Trump afirmou também que chegou a conversar com Maduro cerca de uma semana antes da ofensiva e que o governo venezuelano tentou negociar uma saída pacífica do poder.
De acordo com Trump, houve uma tentativa final de negociação por parte de Caracas, já nos momentos que antecederam o ataque. Ele disse que representantes do governo venezuelano buscaram um acordo para evitar a ação militar. Na entrevista, o presidente americano declarou que não aceitou a proposta apresentada. Segundo ele, a decisão foi seguir com a ofensiva planejada.
Explosões e caos em Caracas
Durante a madrugada, uma série de explosões atingiu Caracas. Moradores relataram tremores, barulho intenso de aeronaves voando em baixa altitude e correria nas ruas. Ao menos sete explosões foram ouvidas em um intervalo de cerca de 30 minutos, e parte da capital ficou sem energia elétrica, principalmente nas proximidades da base aérea de La Carlota, no sul da cidade.
Vídeos que circularam nas redes sociais mostram colunas de fumaça saindo de instalações militares e aviões sobrevoando a capital em baixa altitude, reforçando o clima de tensão vivido durante a ofensiva.

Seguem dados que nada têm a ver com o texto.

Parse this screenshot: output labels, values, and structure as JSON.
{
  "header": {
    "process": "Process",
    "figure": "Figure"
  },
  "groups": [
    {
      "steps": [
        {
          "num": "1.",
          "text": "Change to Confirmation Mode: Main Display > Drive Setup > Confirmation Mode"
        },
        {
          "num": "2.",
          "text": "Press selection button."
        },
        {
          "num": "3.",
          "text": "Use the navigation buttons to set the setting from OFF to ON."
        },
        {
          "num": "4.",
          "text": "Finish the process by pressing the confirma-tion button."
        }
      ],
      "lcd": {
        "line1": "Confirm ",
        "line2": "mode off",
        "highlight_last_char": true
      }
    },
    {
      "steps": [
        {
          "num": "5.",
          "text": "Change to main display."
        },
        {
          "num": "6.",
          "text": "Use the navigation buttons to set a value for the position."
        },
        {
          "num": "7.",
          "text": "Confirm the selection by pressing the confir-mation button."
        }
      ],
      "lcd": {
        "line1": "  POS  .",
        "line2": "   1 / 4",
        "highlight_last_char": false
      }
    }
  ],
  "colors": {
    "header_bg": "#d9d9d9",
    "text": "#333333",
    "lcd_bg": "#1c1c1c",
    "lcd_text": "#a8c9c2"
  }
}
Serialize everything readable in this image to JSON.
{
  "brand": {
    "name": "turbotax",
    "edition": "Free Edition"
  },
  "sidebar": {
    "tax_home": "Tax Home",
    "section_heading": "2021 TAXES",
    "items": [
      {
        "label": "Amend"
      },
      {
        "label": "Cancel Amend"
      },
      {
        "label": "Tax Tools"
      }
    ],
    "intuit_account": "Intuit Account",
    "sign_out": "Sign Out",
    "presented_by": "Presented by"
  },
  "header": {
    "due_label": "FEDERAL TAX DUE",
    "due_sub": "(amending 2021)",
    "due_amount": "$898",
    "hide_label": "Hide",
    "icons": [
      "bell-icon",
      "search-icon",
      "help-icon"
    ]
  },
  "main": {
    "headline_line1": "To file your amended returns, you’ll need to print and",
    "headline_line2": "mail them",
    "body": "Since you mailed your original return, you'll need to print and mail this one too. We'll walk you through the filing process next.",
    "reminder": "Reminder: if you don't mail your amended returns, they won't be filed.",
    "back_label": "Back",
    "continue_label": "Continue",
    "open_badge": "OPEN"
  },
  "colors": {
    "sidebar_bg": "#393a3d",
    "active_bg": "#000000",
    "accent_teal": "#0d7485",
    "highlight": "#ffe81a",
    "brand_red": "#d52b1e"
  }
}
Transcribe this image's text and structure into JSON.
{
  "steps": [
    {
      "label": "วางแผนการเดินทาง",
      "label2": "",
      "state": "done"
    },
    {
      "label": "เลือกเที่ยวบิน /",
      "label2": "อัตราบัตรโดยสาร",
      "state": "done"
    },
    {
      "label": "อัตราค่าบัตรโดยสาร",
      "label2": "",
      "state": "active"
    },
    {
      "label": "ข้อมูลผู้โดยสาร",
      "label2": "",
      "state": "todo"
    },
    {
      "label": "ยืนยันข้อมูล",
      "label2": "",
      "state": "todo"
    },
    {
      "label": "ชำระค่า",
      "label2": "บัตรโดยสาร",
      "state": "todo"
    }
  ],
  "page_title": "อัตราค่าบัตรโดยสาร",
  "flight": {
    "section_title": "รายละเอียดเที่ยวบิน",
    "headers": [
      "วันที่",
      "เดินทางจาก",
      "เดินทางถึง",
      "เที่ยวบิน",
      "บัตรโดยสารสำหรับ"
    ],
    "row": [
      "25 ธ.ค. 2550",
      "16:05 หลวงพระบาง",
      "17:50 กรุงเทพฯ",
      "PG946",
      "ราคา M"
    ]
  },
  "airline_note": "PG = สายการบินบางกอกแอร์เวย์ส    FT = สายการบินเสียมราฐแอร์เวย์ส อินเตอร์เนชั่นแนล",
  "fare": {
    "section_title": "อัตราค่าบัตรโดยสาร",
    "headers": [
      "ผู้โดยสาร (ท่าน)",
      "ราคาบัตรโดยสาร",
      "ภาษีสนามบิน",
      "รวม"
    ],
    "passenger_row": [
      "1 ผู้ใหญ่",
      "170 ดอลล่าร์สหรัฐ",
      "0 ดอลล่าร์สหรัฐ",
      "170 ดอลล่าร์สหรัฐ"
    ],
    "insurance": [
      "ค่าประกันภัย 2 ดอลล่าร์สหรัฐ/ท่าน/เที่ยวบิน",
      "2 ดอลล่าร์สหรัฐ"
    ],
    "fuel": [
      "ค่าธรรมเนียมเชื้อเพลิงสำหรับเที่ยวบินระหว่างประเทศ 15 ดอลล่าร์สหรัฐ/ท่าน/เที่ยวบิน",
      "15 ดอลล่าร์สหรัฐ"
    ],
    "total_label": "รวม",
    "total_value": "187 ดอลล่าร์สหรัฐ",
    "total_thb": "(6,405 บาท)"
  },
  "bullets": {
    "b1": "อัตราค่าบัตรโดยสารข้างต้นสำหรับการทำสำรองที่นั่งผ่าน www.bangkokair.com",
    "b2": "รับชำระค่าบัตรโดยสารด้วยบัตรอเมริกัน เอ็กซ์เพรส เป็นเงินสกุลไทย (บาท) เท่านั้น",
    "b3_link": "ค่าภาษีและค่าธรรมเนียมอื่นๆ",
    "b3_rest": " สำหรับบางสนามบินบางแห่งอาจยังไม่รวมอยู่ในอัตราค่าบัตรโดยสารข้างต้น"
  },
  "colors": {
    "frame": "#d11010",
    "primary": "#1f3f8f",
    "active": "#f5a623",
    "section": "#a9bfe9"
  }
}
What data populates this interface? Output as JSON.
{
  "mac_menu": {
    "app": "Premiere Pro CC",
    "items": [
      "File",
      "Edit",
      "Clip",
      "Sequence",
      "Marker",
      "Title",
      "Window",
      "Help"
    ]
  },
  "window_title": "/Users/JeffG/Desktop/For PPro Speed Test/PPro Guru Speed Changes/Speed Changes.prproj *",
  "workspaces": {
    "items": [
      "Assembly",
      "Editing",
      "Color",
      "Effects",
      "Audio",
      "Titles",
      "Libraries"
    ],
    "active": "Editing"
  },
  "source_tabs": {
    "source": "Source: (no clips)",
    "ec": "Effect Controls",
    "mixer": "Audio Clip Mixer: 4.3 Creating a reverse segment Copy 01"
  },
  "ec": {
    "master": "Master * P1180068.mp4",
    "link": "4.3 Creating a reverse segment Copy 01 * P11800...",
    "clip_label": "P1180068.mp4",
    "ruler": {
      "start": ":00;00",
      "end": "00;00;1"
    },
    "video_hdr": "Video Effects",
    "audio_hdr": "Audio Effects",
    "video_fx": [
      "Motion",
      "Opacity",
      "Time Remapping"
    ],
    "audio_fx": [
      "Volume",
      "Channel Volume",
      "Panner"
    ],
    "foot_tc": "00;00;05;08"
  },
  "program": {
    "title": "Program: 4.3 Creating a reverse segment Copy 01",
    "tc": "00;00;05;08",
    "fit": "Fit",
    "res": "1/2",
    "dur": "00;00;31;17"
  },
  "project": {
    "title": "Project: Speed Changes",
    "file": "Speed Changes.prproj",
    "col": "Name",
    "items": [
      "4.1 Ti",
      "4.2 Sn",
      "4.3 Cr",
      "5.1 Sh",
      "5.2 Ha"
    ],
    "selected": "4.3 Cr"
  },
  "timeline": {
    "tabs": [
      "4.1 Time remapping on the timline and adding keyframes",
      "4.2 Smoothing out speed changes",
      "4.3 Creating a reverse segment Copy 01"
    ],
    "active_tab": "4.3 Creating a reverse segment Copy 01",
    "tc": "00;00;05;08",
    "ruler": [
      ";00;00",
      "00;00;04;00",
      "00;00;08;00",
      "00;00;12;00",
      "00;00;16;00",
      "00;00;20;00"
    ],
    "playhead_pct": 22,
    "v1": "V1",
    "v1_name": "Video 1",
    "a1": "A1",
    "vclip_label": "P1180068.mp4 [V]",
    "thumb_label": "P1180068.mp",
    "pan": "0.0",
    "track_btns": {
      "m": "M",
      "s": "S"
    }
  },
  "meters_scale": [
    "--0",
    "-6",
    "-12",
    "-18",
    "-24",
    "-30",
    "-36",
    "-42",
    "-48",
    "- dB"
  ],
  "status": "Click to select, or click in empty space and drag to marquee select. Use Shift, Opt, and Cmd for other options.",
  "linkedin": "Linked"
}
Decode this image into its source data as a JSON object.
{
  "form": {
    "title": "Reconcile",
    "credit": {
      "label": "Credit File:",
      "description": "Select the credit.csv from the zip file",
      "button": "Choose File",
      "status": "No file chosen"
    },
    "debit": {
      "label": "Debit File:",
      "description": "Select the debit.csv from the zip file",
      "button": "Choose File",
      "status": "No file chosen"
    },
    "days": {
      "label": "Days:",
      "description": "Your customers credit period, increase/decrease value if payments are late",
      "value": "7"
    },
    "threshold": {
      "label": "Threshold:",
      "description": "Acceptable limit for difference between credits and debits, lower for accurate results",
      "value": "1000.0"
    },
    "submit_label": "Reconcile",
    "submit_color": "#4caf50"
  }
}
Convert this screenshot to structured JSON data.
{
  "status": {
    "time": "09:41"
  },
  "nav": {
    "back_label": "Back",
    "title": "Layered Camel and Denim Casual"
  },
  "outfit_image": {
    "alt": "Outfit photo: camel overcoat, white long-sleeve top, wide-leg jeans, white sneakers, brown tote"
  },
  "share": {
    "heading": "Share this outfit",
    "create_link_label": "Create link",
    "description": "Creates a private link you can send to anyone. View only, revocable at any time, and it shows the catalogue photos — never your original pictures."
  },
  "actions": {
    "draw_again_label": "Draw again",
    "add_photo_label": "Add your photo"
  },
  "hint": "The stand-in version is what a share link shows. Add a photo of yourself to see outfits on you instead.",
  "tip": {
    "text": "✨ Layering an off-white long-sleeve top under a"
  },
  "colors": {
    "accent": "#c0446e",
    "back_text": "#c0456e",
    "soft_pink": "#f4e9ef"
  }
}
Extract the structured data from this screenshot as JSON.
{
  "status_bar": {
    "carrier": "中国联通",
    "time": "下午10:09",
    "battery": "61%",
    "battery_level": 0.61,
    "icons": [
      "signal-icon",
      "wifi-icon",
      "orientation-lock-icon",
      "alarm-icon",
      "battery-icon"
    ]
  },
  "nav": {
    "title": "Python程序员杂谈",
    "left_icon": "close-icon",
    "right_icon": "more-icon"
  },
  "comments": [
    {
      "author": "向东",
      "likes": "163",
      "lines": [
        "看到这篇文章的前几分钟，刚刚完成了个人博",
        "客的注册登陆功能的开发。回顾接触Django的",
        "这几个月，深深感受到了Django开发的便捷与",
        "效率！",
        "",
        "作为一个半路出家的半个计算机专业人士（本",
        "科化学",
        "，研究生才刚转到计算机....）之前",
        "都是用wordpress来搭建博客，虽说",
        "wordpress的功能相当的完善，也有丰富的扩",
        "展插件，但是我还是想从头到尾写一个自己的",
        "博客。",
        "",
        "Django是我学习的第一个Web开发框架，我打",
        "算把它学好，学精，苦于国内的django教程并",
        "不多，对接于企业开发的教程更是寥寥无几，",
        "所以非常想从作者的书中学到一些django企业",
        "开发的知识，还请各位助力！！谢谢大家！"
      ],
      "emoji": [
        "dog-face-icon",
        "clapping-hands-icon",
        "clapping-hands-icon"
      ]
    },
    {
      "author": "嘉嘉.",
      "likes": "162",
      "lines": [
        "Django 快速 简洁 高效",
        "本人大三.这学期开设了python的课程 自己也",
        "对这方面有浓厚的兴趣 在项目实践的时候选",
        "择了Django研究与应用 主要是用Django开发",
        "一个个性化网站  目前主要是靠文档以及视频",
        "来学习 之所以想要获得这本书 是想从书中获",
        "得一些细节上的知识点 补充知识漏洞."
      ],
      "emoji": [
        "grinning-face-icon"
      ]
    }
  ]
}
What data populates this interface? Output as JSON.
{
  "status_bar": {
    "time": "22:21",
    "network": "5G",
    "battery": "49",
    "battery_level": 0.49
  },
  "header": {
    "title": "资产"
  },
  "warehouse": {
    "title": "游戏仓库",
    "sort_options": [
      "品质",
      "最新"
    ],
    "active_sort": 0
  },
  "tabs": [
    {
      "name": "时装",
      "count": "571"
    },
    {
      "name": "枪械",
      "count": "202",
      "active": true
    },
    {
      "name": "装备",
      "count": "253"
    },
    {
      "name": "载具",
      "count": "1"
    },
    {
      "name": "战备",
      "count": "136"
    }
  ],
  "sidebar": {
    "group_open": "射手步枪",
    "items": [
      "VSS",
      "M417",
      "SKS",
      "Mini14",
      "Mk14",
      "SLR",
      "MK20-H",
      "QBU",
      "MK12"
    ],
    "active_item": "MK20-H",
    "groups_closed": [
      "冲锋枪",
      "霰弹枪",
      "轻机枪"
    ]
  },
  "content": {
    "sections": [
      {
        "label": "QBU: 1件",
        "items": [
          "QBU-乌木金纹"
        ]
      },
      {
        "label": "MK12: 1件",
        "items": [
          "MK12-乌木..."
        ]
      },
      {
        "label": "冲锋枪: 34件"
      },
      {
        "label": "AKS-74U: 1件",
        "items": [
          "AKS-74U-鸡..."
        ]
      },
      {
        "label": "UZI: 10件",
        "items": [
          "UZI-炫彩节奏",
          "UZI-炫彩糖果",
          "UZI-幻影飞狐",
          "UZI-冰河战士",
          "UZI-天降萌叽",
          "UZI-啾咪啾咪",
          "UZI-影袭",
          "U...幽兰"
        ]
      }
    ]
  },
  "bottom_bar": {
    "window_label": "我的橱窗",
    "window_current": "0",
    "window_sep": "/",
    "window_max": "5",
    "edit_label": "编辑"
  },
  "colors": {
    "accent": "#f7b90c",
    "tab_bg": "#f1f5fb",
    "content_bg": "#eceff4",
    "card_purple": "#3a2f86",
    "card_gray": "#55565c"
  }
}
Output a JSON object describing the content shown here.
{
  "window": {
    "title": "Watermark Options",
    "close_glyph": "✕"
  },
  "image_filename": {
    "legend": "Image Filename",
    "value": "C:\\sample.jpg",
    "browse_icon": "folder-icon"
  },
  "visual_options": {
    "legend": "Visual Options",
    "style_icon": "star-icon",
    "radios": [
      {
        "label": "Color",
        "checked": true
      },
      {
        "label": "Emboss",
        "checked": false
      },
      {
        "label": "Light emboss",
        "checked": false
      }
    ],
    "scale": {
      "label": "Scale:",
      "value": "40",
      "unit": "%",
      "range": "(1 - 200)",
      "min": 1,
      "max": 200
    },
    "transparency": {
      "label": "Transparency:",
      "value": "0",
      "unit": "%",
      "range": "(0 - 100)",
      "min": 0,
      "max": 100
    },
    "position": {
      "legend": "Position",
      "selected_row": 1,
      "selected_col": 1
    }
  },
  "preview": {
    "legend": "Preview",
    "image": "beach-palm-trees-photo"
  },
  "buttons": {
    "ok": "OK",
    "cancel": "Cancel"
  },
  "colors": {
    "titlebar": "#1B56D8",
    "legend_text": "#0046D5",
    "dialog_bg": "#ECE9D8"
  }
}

Resposta do governo venezuelano
Logo após o início dos ataques, o governo da Venezuela divulgou um comunicado afirmando que o país estava sob ataque militar. O texto informa que Maduro assinou um decreto declarando estado de comoção exterior em todo o território nacional, com o objetivo declarado de proteger a população, garantir o funcionamento das instituições e convocar a mobilização política e social.
No comunicado, Caracas acusou os Estados Unidos de promover uma agressão imperialista, com o objetivo de tomar recursos estratégicos do país, especialmente petróleo e minerais, e impor uma mudança de regime. O governo venezuelano afirmou ainda que se reserva ao direito de exercer legítima defesa e convocou países da América Latina e do Caribe a se manifestarem em solidariedade.
Maduro na mira de Washington
A pressão sobre o governo venezuelano vinha se intensificando desde agosto, quando os Estados Unidos elevaram para US$ 50 milhões a recompensa por informações que levassem à prisão de Maduro. Desde então, Washington reforçou a presença militar no Mar do Caribe e passou a adotar medidas mais duras contra Caracas.
Inicialmente, a Casa Branca sustentava que a mobilização militar tinha como foco o combate ao narcotráfico internacional. Com o tempo, autoridades americanas passaram a indicar que o objetivo final era derrubar o governo Maduro. Em novembro, os Estados Unidos classificaram o Cartel de los Soles como organização terrorista e acusaram o presidente venezuelano de liderar o grupo.
Petróleo, sanções e desfecho da ofensiva
Nas últimas semanas, militares americanos apreenderam navios petroleiros da Venezuela e Trump determinou um bloqueio contra embarcações alvo de sanções. O presidente dos EUA também acusou Maduro de roubar recursos americanos e afirmou que Washington tem interesse estratégico nas reservas de petróleo venezuelanas, consideradas as maiores do mundo.
A captura de Maduro, acompanhada ao vivo pelo próprio Trump, marca o episódio mais dramático de uma escalada que já vinha sendo desenhada há meses e abre um período de profunda incerteza sobre o futuro político da Venezuela e o impacto regional da ofensiva americana.